Saya yg entah berumur berapa saat itu, hanya bersembunyi dan menangis dalam diam. Karena saya takut, saya takut ayah mulai memarahi seperti yg dia lakukan kepada mamah. Kemudian mamah mulai pulang ke rumah orang tuanya. Meninggalkan saya dengan ayah. Saya yg saat itu memohon dia untuk tinggal tidak di gubris.
Setelah beberapa waktu yg saya tidak ingat dimana rumah tangga ayah dan mamah di ambang runtuh, mereka kembali bersama atas saran dari seorang tetua. Saya pikir saya kembali memiliki harapan tetapi nyatanya tidak. Ayah berubah, wataknya menjadi pemarah dan wajahnya selalu keras. Beberapa bulan kemudian saya di beritahu bahwa saya akan memiliki adik. Saya yg psikisnya terguncang tersisihkan.

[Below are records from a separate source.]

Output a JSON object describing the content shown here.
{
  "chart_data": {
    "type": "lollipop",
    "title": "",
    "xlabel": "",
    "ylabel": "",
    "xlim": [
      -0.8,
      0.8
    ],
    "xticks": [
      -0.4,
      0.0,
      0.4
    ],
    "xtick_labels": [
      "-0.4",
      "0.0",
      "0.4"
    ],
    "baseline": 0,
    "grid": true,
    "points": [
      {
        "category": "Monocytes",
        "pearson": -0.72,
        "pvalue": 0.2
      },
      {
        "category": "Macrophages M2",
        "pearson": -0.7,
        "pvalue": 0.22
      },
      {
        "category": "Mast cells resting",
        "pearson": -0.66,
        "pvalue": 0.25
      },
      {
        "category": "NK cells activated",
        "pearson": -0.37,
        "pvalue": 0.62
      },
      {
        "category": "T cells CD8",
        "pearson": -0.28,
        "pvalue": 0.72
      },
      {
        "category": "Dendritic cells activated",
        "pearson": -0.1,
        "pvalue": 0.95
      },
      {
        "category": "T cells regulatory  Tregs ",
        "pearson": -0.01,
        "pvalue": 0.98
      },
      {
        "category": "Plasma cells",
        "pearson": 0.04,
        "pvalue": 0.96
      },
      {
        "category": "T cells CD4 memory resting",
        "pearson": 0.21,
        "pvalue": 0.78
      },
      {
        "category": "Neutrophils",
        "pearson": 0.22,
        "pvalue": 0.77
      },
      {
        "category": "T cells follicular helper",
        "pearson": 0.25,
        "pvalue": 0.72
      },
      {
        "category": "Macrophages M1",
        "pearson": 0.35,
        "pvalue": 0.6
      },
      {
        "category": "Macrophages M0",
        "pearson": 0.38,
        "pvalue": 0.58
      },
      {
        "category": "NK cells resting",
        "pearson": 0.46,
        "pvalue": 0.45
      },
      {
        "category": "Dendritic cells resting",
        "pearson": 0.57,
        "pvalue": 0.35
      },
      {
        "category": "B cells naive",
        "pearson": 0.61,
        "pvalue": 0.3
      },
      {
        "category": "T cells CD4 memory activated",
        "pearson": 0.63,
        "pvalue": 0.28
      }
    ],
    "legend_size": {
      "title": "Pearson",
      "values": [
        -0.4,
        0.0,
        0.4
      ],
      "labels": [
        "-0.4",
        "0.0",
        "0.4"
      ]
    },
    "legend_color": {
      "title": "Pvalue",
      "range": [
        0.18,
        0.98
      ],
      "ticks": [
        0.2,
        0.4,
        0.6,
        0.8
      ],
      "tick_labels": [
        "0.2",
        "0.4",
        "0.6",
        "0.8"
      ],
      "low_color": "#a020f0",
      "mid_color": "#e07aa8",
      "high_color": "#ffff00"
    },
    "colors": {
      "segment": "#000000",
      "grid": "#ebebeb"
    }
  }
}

Sejak saat di mulai konflik itu, saya seperti tersadar. Di umur saya yg 8, saya mulai tidak percaya orang lain. Disekolah saya mulai menyendiri di belakang sekolah, karena saya merasa bahwa saya di manfaatkan oleh teman-teman saya.
Saya tidak benar-benar memiliki teman hingga kelas 2 SMP. Saya tidak mempercayai orang lain. Setiap hari, di istirahat, saya hanya akan pergi ke belakang sekolah, tempat apotek hidup, atau hanya diam di kelas.

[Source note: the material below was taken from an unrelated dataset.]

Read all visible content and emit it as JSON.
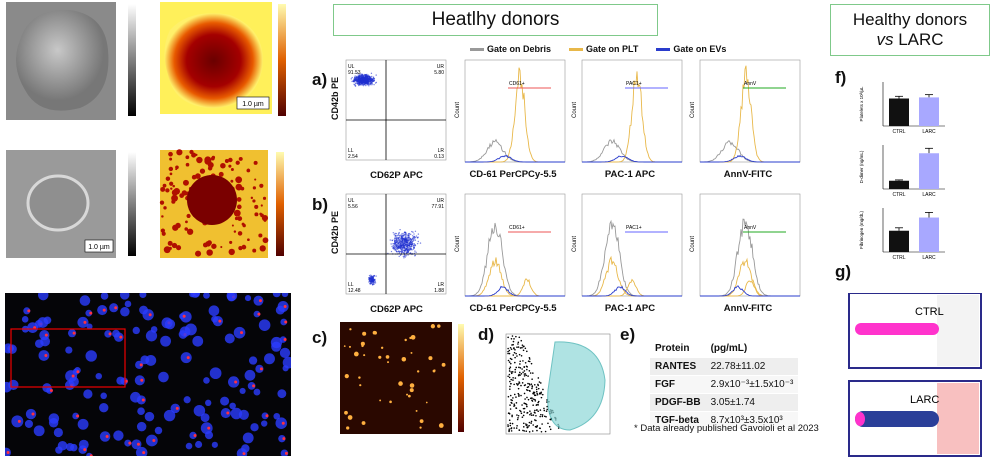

Kemudian saya sadar bahwa saya memiliki psikis yg rapuh dan cacat. Seperti saat ayah saya berkata kepada orang lain tentang prestasi saya. Di jiwa saya seakan tertanam bahwa saya harus sempurna dimata orang lain, karena saya takut ayah marah atau memukul saya. Tetapi saya bahkan tidak bisa sempurna karena saya memiliki disleksia. Saya terkadang kesulitan membaca, berbicara, menulis. Yang membuat saya memarahi diri saya sendiri karena bodoh.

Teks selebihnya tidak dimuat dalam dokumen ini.